Her client died in a jail for minor offenders earlier. Later, she had her home searched

Irina Gak, a lawyer from Rostov-on-Don who represented Anatoly Berezikov, a local activist who died in a jail for minor offenders in unexplained circumstances, has left Russia, according to OVD-Info.

Gak left the country for Georgia, as per 1rnd, a local media outlet who cited its source in security agencies.

Law enforcers searched the homes of Irina Gak and human rights activist Tatyana Sporysheva on 22 June.

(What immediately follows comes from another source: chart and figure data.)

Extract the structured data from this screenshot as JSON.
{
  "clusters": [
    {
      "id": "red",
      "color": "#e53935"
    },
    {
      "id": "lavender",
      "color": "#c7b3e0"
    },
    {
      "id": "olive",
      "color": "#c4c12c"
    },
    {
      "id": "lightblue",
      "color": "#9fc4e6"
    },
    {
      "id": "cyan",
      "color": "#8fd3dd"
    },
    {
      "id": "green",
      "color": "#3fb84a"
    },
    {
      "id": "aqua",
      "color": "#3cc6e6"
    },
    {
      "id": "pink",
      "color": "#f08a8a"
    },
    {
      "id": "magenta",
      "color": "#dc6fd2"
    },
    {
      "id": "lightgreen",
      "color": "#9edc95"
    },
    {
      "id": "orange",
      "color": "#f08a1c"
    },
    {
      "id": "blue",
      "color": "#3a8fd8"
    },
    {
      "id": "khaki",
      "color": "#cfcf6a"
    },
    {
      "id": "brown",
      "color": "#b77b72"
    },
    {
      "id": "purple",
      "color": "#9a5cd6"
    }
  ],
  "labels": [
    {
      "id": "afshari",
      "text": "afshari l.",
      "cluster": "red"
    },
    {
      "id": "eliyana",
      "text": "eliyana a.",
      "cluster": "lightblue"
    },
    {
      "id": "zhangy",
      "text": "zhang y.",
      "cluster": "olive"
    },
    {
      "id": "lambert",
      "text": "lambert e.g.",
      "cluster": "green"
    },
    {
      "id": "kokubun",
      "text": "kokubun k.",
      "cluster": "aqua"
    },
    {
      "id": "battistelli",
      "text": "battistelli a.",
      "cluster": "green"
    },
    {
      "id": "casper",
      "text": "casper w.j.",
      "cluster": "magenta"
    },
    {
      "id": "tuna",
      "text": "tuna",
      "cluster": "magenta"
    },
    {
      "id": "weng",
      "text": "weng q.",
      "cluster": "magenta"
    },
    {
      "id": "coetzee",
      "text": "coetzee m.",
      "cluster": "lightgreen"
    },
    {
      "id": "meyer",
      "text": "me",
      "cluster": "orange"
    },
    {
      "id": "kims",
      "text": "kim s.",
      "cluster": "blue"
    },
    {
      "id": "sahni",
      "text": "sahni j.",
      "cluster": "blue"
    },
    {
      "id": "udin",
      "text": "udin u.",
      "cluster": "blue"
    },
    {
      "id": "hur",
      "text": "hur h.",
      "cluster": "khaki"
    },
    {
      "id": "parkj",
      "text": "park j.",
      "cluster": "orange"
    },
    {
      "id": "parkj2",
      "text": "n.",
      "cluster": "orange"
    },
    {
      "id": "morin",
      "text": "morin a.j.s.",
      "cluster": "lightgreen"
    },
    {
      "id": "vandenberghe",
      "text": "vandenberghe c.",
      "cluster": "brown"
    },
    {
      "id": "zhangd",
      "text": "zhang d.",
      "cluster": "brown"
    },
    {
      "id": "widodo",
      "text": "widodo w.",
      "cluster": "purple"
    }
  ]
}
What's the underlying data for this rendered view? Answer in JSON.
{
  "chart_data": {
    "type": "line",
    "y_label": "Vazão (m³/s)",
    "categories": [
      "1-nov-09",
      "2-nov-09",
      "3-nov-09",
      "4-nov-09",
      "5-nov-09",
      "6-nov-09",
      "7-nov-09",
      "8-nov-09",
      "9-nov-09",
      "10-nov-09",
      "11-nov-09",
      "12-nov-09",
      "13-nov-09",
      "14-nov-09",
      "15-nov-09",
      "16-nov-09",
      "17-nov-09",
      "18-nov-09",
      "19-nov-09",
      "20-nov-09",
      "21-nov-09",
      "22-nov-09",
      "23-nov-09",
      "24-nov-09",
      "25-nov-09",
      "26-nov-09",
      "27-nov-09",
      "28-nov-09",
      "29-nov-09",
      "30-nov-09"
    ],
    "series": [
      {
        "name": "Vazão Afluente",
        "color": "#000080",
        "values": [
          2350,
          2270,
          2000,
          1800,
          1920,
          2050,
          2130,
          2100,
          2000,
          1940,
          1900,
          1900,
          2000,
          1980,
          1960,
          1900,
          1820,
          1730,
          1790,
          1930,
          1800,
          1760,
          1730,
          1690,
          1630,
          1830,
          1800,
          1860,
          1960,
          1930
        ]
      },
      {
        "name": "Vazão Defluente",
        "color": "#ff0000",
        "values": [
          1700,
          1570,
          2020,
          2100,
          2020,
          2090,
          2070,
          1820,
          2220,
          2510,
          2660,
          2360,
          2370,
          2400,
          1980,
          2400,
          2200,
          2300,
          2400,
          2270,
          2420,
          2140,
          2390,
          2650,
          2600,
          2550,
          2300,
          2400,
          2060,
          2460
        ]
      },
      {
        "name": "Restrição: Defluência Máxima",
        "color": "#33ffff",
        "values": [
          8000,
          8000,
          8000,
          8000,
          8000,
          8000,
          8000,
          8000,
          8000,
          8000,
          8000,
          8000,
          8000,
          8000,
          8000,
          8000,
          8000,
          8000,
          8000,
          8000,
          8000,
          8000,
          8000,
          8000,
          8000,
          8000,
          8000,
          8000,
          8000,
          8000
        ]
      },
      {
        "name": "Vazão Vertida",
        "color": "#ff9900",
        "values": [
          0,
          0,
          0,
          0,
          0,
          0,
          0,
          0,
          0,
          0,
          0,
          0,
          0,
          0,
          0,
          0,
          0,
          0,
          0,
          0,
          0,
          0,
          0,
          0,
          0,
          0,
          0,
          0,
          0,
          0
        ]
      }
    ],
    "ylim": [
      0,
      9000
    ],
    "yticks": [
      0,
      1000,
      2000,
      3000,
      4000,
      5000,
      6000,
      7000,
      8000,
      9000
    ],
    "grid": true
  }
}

Anatoly Berezikov, 40, an activist, died in Rostov-on-Don in a jail for minor offenders on 14 or 15 June. Irina Gak, Anatoly Berezikov’s lawyer, was the first person to report the activist dead. She says she arrived at the jail on 14 June to arrange a meeting with a civil law notary for her client and validate a letter of authorisation. Gak was not allowed inside the building for a long time, and then she was told Berezikov had committed suicide, despite him earlier saying he was not going to do so, and feared for his life due to constant torture and threats.

The woman says that she last saw Berezikov on 13 June and noticed he had stun gun bruises. “As he spoke to me, he complained he had been threatened, and he was afraid they could kill him,” Irina Gak reported.

OVD-Info believes Berezikov used to placard posters by I Want to Live, a Ukrainian project that helps Russian servicemen to yield themselves captives, around the city, which could have provoked the persecution. Gak says that each time she was allowed to see her client, he would report being pressured by the police, including threats to send him to war.

On 21 June, Russia’s Investigative Committee initiated a criminal procedure on the account of ‘incitement to suicide’. The investigators claim Berezikov died of “mechanical asphyxia”, that is, hanged himself in his cell where he was held for committing a minor offence.